· python pandas altair

Pandas: Compare values in DataFrame to previous days

I’m still playing around with Covid vaccine data, this time exploring how the number of doses varies week by week. I want to know how many more (or less) vaccines have been done on a given day compared to that same day last week.

We’ll be using Pandas in this blog post, so let’s first install that library and import it:

Install Pandas
pip install pandas
Import module
import pandas as pd

And now let’s create a DataFrame containing a subset of the data that I’m working with:

df = pd.DataFrame([
    {'date': '2021-01-11', 'vaccinations': 165844.0},
    {'date': '2021-01-18', 'vaccinations': 208641.0},
    {'date': '2021-01-25', 'vaccinations': 281725.0},
    {'date': '2021-02-01', 'vaccinations': 352935.0},
    {'date': '2021-02-08', 'vaccinations': 356291.0}
])
Table 1. Output
date vaccinations

2021-01-11

165844.0

2021-01-18

208641.0

2021-01-25

281725.0

2021-02-01

352935.0

2021-02-08

356291.0

I’ve filtered the data to include the data for 5 Mondays start from the beginning of January. In the real data set we have the data for every day from January until today.

I want to add a column that shows the number of vaccinations done on the previous week. So:

  • for 2021-01-18, we’d have the value for 2021-01-11

  • for 2021-01-25, we’d have the value for 2021-02-18

and so on.

It took me a while to find the function to do this, but it turns out that pandas.Series.shift is what we want. This function shifts the index by the desired number of periods. We’ll pass in periods=1 because we want to shift every row down by 1:

df["vaccinations"].shift(periods=1)
Note

I should note that for the real DataFrame I had data for every day and therefore wanted to compare the data from 7 rows earlier in the DataFrame,which meant I had to use periods=7. If we wanted to compare the data from 3 days earlier, we could use periods=3, and so on.

Table 2. Output
vaccinations

NaN

165844.0

208641.0

281725.0

352935.0

We can then add a new column to our DataFrame using the following code:

df.loc[:, "lastWeekVaccinations"] = df["vaccinations"].shift(periods=1)
Table 3. Output
date vaccinations lastWeekVaccinations

2021-01-11

165844.0

NaN

2021-01-18

208641.0

165844.0

2021-01-25

281725.0

208641.0

2021-02-01

352935.0

281725.0

2021-02-08

356291.0

352935.0

If we then wanted to compute the difference between this week and last week, we could compute this by writing the following code:

df["vaccinations"] - df["lastWeekVaccinations"]

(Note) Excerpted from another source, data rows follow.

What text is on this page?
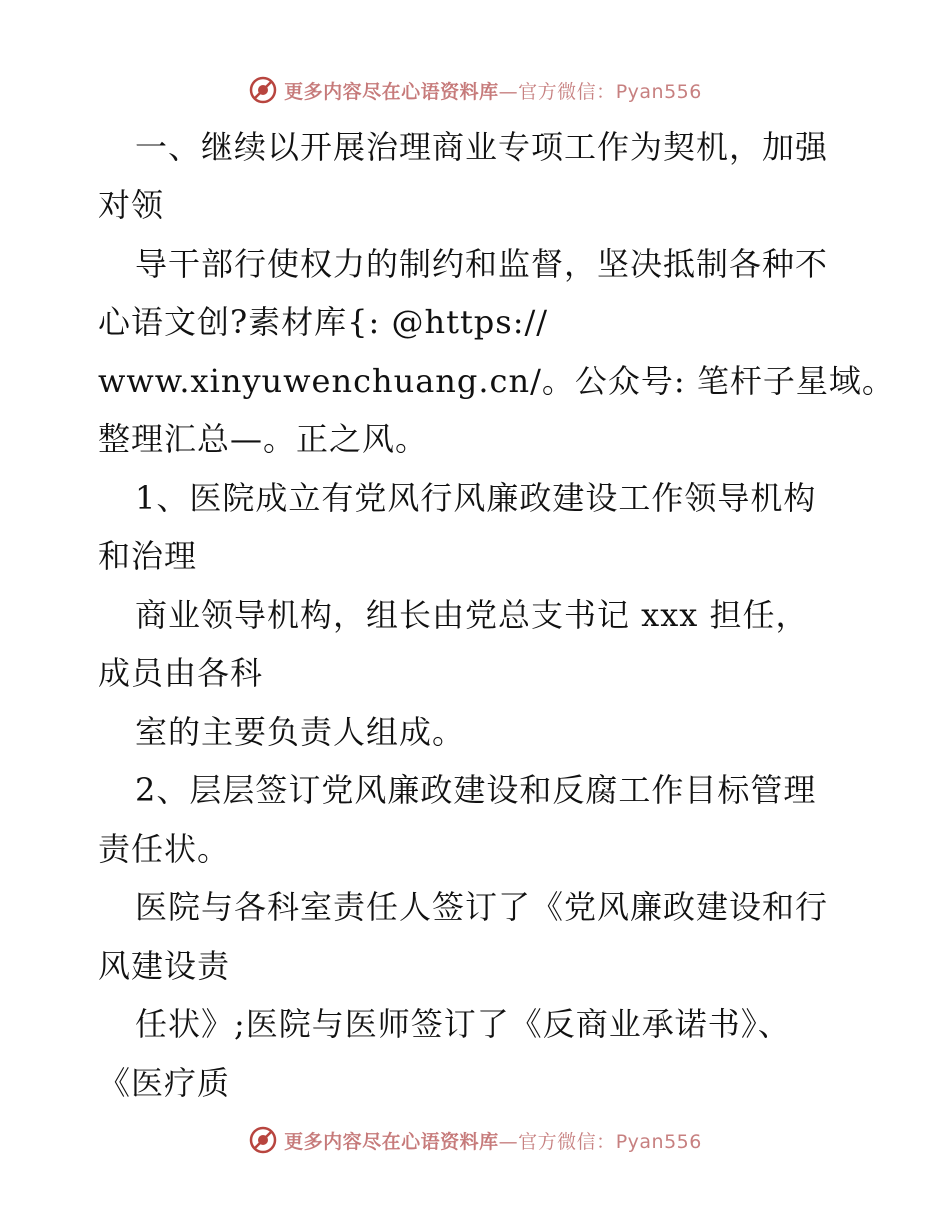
更多内容尽在心语资料库—官方微信：Pyan556
一、继续以开展治理商业专项工作为契机，加强
对领
导干部行使权力的制约和监督，坚决抵制各种不
心语文创?素材库{: @https://
www.xinyuwenchuang.cn/。公众号: 笔杆子星域。
整理汇总—。正之风。
1、医院成立有党风行风廉政建设工作领导机构
和治理
商业领导机构，组长由党总支书记 xxx 担任，
成员由各科
室的主要负责人组成。
2、层层签订党风廉政建设和反腐工作目标管理
责任状。
医院与各科室责任人签订了《党风廉政建设和行
风建设责
任状》;医院与医师签订了《反商业承诺书》、
《医疗质
更多内容尽在心语资料库—官方微信：Pyan556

Or we could use the pandas.Series.diff function, which achieves the same thing:

df.loc[:, "lastWeekVaccinationsDiff"] = df["vaccinations"].diff(periods=1)
Table 4. Output
date vaccinations lastWeekVaccinations lastWeekVaccinationsDiff

2021-01-11

165844.0

NaN

NaN

2021-01-18

208641.0

165844.0

42797.0

2021-01-25

281725.0

208641.0

73084.0

2021-02-01

352935.0

281725.0

71210.0

2021-02-08

356291.0

352935.0

3356.0

We can also compute the percentage change between the weeks using pandas.Series.pct_change:

df.loc[:, "lastWeekVaccinationsChange"] = df["vaccinations"].pct_change(periods=1)
Table 5. Output
date vaccinations lastWeekVaccinations lastWeekVaccinationsDiff lastWeekVaccinationsChange

2021-01-11

165844.0

NaN

NaN

NaN

2021-01-18

208641.0

165844.0

42797.0

0.2580557632473892

2021-01-25

281725.0

208641.0

73084.0

0.3502858977861494

2021-02-01

352935.0

281725.0

71210.0

0.25276422042772206

2021-02-08

356291.0

352935.0

3356.0

0.009508833071245393

With these functions I’ve been able to do exactly what I wanted and could then create a chart based on this data.